= Congregation of Bishops and Regulars =

The Congregation of Bishops and Regulars (Congregatio episcoporum et regularium) was a department of the Roman Curia that, beginning in the late 16th century, managed the diocesan bishops and the individuals and establishments, both male and female, associated with religious orders. It was also concerned with the relationship, at times contentious, between the two.

The term "regulars" derives from the Latin regula meaning rule; it refers to those religious who follow a rule, as the Benedictines follow the Rule of St. Benedict.

==History==
The Congregation's competence changed over time as the various dicasteries of the Roman Curia competed for jurisdiction, and by the 19th century included new institutions and their rules, the erection of monasteries and convents, granting transfers and leave from such institutions, and their sale of property. It also handled criminal cases. As late as 1903, this Congregation was described as "perhaps the most important congregation of the Roman Curia".

Pope Gregory XIII established a dicastery to address the issues raised by bishops (Congregatio super consultationibus episcoporum) in 1576, and his successor Pope Sixtus V erected a parallel structure for regulars in 1586 (Congregatio super consultationibus regularium). In 1593 Pope Clement VIII gave the two curial departments a common prefect. By 1601 they were known by the single name.

Pope Pius X suppressed the Congregation of Bishops and Regulars on 29 June 1908 by the apostolic constitution Sapienti consilio, which accomplished an overall reorganization of the Curia, modifying its structure and the competencies of its congregations, tribunals, and lesser offices.

Responsibilities regarding bishops and seminaries passed to the Sacred Consistorial Congregation (the current Dicastery for Bishops), while those concerning religious went to the refounded Congregation for Religious.

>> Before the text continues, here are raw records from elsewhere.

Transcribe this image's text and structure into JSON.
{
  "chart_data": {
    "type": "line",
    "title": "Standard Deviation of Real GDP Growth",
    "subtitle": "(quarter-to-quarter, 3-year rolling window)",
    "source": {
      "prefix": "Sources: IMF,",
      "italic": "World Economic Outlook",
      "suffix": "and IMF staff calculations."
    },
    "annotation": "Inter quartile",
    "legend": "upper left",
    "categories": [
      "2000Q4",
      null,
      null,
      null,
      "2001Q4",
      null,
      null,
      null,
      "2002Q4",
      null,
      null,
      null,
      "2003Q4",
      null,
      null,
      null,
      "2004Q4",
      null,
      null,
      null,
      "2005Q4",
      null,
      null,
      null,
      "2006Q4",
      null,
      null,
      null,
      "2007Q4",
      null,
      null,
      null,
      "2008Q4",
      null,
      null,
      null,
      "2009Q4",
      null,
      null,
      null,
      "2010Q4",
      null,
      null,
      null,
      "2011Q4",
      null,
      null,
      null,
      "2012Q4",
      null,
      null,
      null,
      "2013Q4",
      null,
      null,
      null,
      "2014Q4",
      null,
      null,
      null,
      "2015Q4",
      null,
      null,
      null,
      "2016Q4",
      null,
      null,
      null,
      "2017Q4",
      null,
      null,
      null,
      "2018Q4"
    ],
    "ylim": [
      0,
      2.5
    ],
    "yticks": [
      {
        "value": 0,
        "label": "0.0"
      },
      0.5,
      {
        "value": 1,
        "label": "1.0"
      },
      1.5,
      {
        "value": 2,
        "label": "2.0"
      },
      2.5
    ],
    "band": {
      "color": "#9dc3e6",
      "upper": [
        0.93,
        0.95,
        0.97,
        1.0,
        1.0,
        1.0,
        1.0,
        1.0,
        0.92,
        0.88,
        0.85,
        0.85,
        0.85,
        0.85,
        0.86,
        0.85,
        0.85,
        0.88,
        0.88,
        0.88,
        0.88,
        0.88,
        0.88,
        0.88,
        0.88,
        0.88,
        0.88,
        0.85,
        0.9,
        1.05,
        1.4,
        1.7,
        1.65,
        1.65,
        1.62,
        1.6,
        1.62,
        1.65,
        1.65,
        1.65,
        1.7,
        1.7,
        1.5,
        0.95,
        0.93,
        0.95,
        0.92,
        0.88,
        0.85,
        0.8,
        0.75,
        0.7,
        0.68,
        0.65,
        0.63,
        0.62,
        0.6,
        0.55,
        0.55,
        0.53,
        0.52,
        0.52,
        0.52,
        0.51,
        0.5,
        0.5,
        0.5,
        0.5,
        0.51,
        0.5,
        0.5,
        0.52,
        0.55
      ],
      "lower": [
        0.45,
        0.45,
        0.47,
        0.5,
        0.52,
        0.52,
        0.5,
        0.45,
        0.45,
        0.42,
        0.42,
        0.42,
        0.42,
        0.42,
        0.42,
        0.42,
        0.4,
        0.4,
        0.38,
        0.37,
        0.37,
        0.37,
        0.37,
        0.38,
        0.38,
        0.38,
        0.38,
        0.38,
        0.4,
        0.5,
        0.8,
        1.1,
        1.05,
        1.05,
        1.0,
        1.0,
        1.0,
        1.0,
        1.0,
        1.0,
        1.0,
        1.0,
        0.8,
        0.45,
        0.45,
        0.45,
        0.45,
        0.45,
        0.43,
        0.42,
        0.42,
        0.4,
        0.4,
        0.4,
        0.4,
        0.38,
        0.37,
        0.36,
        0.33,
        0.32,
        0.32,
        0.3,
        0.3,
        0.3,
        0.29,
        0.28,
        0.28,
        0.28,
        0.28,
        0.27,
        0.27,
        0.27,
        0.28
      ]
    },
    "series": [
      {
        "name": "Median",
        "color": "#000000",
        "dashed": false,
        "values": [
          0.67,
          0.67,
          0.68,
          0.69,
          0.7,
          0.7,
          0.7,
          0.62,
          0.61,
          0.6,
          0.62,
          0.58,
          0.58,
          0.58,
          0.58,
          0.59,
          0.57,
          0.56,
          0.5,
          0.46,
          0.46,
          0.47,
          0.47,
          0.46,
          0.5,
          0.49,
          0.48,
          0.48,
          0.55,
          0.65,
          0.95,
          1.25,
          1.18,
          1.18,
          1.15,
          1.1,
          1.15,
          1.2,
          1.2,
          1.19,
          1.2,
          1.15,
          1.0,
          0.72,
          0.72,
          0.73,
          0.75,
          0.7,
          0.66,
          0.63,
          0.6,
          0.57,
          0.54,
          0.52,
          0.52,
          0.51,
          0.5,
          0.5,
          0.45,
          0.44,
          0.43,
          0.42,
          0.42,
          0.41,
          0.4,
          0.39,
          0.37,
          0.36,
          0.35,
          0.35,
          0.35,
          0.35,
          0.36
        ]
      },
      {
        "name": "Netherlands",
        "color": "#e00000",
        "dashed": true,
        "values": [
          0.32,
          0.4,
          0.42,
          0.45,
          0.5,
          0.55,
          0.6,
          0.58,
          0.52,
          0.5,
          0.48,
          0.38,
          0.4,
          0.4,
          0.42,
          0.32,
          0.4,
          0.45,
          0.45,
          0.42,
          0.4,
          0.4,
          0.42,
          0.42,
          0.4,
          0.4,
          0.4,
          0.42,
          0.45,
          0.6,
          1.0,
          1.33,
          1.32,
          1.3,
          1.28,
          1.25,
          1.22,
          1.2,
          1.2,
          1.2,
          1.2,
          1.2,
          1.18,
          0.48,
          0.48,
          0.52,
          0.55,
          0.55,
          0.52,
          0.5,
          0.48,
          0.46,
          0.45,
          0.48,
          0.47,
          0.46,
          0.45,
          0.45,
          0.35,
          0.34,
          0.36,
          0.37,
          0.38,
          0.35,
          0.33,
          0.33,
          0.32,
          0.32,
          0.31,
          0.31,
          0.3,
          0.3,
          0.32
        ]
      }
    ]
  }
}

==Other related congregations==
In addition to the Congregation for Bishops and Regulars, other congregations existed which exercised control over religious. One was the Congregation for the Discipline of Regulars (Congregatio super disciplina regularium), founded in 1649 by Pope Innocent X, reformed in 1695 by Pope Innocent XII and suppressed in 1906. Another was the Congregation on the State of Regular Orders (Congregatio de statu regularium ordinum), established by Pope Pius IX in 1846, and united with the former in 1856.